Tuesday, January 27, 2004

This past week we began to talk in class about the matter of poetry - in particular the formal elements of a poem's construction. It is challenging for me to talk about poetry in such academic terms, because it sort of sucks the enjoyment out of reading poems for the sake of poems.

However, on Monday for the first time I was challenged to consider how a poem's meaning was enhanced by its form. My group read a "Sonnet 73" by Shakespeare. Shakespeare wrote the sonnet according to appropriate sonnet form of 14 lines, with a specified rhyme scheme, in iambic pentameter. At first, it seemed to me that such strict gridlines left little room to creatively employ the sonnet's structure in the poem's message, but I was obviously wrong. The speaker's attitude towards death - calm, resolved yet sad, at peace - was reflected in the poem's form. A reader is guided slowly and methodically through the words, learning gently and calmly that the speaker's death was near. There is no rushing in the even rhythm of rhyme, no uncontrolled emotional outpouring. It is simple, sad, bittersweet, peaceful.

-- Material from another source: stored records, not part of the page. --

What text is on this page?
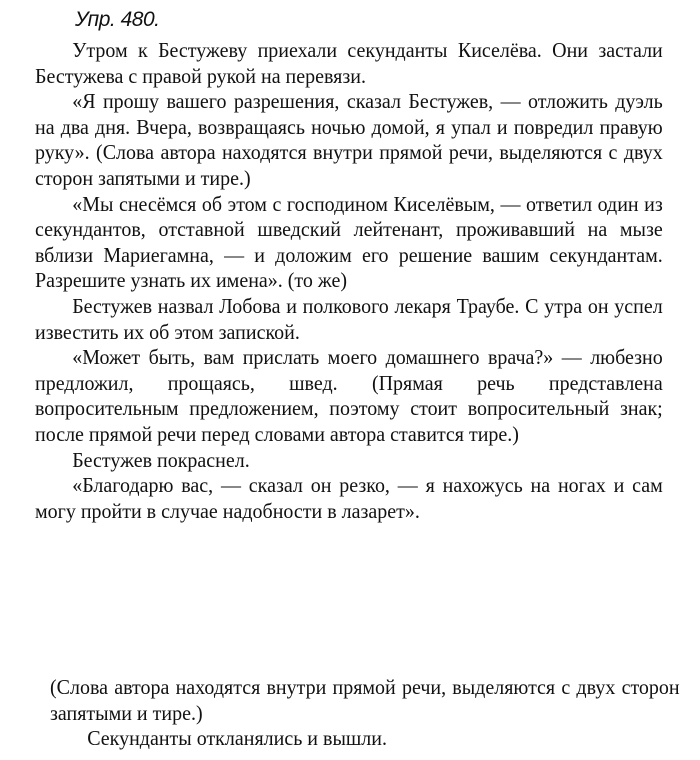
Упр. 480.

Утром к Бестужеву приехали секунданты Киселёва. Они застали Бестужева с правой рукой на перевязи.

«Я прошу вашего разрешения, сказал Бестужев, — отложить дуэль на два дня. Вчера, возвращаясь ночью домой, я упал и повредил правую руку». (Слова автора находятся внутри прямой речи, выделяются с двух сторон запятыми и тире.)

«Мы снесёмся об этом с господином Киселёвым, — ответил один из секундантов, отставной шведский лейтенант, проживавший на мызе вблизи Мариегамна, — и доложим его решение вашим секундантам. Разрешите узнать их имена». (то же)

Бестужев назвал Лобова и полкового лекаря Траубе. С утра он успел известить их об этом запиской.

«Может быть, вам прислать моего домашнего врача?» — любезно предложил, прощаясь, швед. (Прямая речь представлена вопросительным предложением, поэтому стоит вопросительный знак; после прямой речи перед словами автора ставится тире.)

Бестужев покраснел.

«Благодарю вас, — сказал он резко, — я нахожусь на ногах и сам могу пройти в случае надобности в лазарет».

(Слова автора находятся внутри прямой речи, выделяются с двух сторон запятыми и тире.)

Секунданты откланялись и вышли.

And now for something completely different.

Recently (due to my ever-approaching honors thesis) I have been pondering the struggle of defining literature as "good" and "bad," or more appropriately "high" and "low." Though my focus will be primarily on prose, I suppose the same struggles exist in the realm of poetry - perhaps even more so. Poetry often seems so personal that to judge or critique is deemed inappropriate. Of course, this is not the case - bad poetry certainly does exist and should be weeded out... or kept in a person's private journal.

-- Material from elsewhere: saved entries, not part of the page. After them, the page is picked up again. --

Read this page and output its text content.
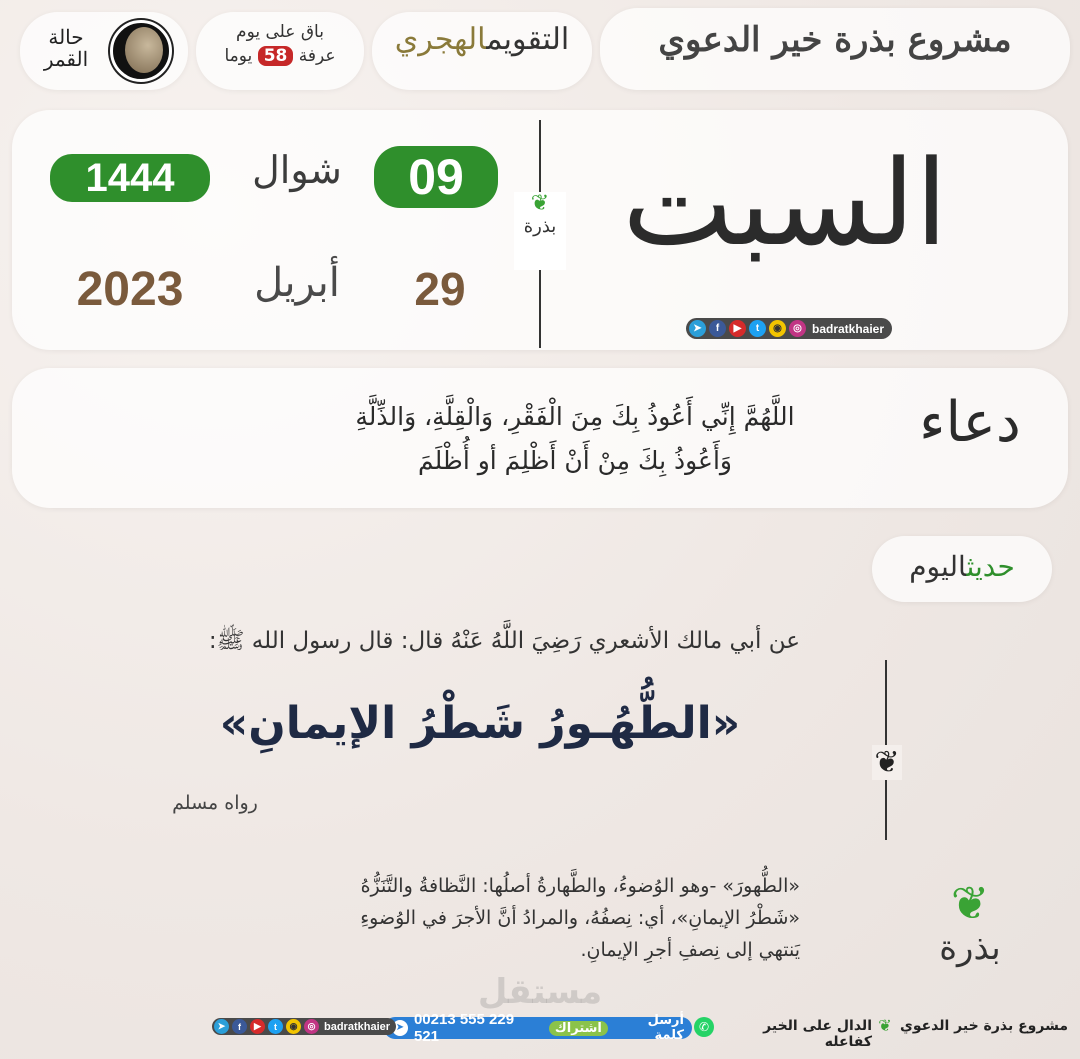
مشروع بذرة خير الدعوي
التقويمالهجري
باق على يوم
عرفة 58 يوما
حالة القمر
السبت
❦
بذرة
09
شوال
1444
29
أبريل
2023
➤	f	▶	t	◉	◎ badratkhaier
دعاء
اللَّهُمَّ إِنِّي أَعُوذُ بِكَ مِنَ الْفَقْرِ، وَالْقِلَّةِ، وَالذِّلَّةِ
وَأَعُوذُ بِكَ مِنْ أَنْ أَظْلِمَ أو أُظْلَمَ
حديثاليوم
عن أبي مالك الأشعري رَضِيَ اللَّهُ عَنْهُ قال: قال رسول الله ﷺ:
«الطُّهُـورُ شَطْرُ الإيمانِ»
رواه مسلم
❦
«الطُّهورَ» -وهو الوُضوءُ، والطَّهارةُ أصلُها: النَّظافةُ والتَّنَزُّهُ
«شَطْرُ الإيمانِ»، أي: نِصفُهُ، والمرادُ أنَّ الأجرَ في الوُضوءِ
يَنتهي إلى نِصفِ أجرِ الإيمانِ.
❦
بذرة
مستقل
مشروع بذرة خير الدعوي
❦
الدال على الخير كفاعله
✆
أرسل كلمة
اشتراك
00213 555 229 521
➤
➤	f	▶	t	◉	◎ badratkhaier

I suppose then my problem is with the seperation of high and low. It seems that many post-modern poets have bought into the stereotype of the tortured artist, and so has the academic reader. If it's not sad, tragic, dark, convuluted, disturbing, rebellious, or angry, then not only is it bad poetry, but it is low poetry. Anything joyous or humorous or simplistic is relegated to the pages of the latest "Chicken Soup for the Soul." I don't really think that this is right.

I'll muse some more on this subject another time.